Thursday, October 12, 2006

From 52 Week Low To 52 Week High In ....... A Few Weeks?


Yesterday the world was ending and today we hear more gibberish about goldilocks. I don't know how many times I repeat myself but there is no such person and there never will be. Ever. Not with greater awareness. Not with improvements in technology. Not with greater understanding of economics. Never. And while I realize never is a long time and never say never and on and on and on. I do mean never. A fractional banking system, a central bank and human nature amongst other things will always spoil the party at some point. That doesn't mean we won't have parties. We'll likely continue to have lots of great parties. It just means they won't last forever. There will never be a goldilocks economy.

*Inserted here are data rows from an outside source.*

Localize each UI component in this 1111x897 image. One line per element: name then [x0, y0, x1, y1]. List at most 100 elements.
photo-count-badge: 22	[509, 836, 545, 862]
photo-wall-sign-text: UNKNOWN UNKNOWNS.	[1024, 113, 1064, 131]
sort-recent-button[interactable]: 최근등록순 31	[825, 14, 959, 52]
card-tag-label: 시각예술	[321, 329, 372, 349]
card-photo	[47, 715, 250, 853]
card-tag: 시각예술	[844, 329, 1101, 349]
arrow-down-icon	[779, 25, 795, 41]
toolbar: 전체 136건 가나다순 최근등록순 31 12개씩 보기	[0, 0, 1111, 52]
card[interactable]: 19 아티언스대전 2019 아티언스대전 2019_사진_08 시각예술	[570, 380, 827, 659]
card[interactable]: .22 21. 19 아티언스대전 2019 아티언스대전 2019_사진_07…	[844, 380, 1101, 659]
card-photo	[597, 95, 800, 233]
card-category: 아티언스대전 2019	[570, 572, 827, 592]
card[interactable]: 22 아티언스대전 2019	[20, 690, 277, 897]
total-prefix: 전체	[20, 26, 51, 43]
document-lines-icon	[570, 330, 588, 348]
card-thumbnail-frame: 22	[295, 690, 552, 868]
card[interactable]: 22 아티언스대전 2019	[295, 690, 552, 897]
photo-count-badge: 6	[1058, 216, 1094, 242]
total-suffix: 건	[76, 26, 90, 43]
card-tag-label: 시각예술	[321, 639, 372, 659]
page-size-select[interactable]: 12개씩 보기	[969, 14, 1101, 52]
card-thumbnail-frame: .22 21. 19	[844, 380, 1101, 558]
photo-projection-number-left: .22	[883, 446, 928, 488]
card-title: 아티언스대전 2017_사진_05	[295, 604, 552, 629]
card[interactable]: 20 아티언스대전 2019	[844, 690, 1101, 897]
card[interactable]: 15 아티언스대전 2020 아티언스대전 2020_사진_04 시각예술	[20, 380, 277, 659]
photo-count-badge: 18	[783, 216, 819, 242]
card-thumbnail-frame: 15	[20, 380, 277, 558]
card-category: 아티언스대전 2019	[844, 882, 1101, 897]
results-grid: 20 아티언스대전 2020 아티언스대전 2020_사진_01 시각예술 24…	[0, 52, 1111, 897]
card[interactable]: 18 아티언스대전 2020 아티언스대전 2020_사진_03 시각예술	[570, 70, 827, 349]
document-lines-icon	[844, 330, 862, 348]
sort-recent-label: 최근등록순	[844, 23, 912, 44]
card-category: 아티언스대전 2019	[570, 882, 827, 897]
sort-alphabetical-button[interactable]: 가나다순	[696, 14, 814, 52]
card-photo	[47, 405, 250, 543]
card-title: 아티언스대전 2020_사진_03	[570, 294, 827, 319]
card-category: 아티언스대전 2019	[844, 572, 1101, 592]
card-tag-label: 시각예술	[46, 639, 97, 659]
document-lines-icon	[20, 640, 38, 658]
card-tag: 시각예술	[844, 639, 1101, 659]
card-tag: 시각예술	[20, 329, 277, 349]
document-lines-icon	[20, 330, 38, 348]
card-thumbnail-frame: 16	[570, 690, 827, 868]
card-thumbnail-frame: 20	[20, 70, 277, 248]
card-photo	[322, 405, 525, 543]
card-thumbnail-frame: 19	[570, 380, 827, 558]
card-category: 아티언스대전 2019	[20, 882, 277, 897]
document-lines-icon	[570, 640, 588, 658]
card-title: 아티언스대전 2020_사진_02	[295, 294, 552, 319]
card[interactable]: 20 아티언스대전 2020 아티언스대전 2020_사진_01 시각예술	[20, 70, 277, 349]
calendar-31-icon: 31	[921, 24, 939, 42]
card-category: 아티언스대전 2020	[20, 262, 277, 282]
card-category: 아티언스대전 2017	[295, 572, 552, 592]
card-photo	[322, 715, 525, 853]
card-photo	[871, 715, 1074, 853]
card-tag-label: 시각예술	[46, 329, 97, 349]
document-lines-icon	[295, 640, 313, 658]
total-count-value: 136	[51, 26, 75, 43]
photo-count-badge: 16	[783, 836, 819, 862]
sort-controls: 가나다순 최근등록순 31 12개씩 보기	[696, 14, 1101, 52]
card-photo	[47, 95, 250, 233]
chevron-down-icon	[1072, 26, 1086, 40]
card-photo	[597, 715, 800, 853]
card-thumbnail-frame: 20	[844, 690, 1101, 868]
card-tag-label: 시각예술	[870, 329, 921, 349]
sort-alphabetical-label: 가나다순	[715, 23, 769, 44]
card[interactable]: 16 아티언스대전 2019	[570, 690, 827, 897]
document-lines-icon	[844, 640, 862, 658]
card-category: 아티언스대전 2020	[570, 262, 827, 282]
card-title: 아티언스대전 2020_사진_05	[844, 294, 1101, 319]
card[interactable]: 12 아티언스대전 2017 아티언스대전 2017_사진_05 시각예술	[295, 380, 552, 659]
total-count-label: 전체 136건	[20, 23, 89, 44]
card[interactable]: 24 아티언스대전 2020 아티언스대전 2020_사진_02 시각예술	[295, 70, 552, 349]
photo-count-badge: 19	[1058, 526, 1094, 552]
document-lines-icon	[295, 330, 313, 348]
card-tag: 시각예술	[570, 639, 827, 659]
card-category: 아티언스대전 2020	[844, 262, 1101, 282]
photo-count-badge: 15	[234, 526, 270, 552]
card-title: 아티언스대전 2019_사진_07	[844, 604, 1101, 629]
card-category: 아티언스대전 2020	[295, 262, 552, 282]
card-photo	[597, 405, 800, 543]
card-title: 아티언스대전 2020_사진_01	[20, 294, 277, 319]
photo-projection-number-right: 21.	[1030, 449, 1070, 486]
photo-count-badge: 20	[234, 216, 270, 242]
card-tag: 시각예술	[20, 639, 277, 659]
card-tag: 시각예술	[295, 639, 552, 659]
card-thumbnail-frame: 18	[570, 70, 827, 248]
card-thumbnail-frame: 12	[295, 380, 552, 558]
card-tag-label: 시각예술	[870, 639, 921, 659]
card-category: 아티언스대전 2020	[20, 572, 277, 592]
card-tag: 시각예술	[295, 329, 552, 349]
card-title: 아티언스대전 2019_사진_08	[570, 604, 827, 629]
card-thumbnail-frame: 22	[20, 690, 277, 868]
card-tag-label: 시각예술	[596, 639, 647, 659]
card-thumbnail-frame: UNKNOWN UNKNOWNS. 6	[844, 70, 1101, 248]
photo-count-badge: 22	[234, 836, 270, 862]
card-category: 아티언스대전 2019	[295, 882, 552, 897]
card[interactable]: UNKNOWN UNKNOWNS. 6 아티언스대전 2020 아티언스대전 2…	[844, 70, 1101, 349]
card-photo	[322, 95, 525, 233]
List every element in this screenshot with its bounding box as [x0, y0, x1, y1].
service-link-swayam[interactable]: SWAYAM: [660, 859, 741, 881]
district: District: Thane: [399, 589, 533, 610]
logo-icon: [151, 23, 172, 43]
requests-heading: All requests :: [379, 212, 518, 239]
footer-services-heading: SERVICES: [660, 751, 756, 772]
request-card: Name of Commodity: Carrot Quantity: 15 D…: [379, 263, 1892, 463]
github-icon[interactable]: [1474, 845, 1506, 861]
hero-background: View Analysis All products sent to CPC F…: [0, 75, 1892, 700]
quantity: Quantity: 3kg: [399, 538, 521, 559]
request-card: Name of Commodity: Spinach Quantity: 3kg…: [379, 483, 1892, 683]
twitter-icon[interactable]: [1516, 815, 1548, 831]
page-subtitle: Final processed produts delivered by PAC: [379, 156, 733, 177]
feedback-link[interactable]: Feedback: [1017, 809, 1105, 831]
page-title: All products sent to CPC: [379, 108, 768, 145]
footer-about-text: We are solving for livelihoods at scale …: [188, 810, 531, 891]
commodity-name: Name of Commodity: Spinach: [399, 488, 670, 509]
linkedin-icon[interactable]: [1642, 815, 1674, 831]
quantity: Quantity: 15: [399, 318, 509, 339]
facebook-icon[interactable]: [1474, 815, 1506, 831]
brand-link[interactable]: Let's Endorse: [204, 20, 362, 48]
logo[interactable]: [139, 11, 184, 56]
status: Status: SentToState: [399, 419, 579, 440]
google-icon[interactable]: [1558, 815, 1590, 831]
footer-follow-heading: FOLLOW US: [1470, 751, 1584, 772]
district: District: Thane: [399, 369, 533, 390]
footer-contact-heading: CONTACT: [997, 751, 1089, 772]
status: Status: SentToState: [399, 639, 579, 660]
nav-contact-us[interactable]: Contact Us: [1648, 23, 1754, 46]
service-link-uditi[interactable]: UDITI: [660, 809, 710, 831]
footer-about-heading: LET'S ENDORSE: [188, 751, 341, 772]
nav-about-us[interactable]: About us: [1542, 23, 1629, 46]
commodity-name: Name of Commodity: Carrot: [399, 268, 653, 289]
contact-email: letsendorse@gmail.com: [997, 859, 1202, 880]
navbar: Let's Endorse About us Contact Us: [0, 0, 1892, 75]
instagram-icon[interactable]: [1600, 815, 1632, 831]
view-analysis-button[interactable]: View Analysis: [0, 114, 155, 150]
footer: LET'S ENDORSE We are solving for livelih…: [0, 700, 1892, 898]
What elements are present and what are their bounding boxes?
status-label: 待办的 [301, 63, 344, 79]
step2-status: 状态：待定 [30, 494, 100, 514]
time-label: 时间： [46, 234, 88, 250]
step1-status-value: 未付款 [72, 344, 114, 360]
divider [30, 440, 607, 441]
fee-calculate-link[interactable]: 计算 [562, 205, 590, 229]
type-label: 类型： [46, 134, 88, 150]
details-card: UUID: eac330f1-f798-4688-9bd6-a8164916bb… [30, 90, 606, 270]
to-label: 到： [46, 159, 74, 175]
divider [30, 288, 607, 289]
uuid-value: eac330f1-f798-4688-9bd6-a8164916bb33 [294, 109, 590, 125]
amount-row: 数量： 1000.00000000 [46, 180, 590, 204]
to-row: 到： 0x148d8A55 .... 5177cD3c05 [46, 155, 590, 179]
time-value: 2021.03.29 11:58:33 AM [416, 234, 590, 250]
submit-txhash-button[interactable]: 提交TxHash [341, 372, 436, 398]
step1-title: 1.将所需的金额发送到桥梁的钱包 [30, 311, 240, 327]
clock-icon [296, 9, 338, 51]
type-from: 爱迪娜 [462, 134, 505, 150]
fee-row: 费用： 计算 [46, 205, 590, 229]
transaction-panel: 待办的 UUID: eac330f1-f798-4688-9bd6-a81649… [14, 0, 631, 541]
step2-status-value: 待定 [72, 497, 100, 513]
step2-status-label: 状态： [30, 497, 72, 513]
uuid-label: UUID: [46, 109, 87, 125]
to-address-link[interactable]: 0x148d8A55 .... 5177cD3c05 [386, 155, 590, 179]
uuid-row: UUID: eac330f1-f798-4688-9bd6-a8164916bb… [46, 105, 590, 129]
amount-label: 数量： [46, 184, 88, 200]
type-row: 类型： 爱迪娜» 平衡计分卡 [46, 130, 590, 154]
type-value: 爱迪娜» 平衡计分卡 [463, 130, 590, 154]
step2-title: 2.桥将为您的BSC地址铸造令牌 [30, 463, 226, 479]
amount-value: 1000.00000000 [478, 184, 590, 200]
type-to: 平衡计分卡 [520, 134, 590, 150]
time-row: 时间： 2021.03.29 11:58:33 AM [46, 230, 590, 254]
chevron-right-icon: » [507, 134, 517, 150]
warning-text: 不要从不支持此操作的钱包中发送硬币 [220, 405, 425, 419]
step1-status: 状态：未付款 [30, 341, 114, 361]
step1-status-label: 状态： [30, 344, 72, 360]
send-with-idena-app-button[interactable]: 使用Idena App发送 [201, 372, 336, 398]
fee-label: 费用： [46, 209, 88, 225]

The market has become very volatile for specific sectors. One of them is retail. Recently many were at or near 52 week lows. Bebe, Coach, Target, Wal-mart, A&F, Gap, Urban Outfitters, Guitar Center and on and on and on had been routed. Coach, a tremendous brand as an example, had dropped from near $40 to the mid twenties in about three months. At that pace? Zero in another three months. Yeah, that's sustainable. Now, we whip back in the other direction in a matter of weeks. Some retailers are up 60% in that time frame. 60%! Annualized rate of return of 500% or more! Yeah, that's sustainable too.

So much for efficient market theory. The first thing you should realize is most people on Wall Street don't really know any more than an informed individual investor. If they did, we wouldn't be seeing the market action I am writing about in this post. If they did, we wouldn't have seen stocks lose $13 trillion in value post 2000. The sooner you realize this, the better investor you will become. Why? Because you will start to question the gibberish everyone wants to feed you and start to educate yourself and pick advisors or investments which have a positive track record in good times and bad.

Back to retail. Target has gone from a 52 week low to a 52 week high in a matter of weeks. In the process, it has been rising at an annualized rate of return around 250%. Bear markets are exemplified by fast and furious rallies. But we are not in a bear market you say. Well, only hindsight will tell you the answer to that question but I am more confident than ever this is a topping process for what will likely be a significant top. Why? Not opinions or guesses. Measurements and models. So, what happened with this August to October rally? Well, I'm too lazy to check all of the stocks but I would assume there was a rather healthy short interest accumulated in retail amongst other places. I suspect so because one of my long term holdings went ballistic after being very weak earlier this year. Why? Short interest in the stock built up rather substantially and provided a pleasing reward to short killers.

You must always remember that the Generals are a potent force regardless of whether the market is going up or going down. So, I would guess this rally was about the Generals teaching some hedge funds and brash short sellers a few old tricks. Have the fortunes of Target, a $55 billion retailer, changed enough to warrant a continued assault at this pace? Oh please you know the answer to that.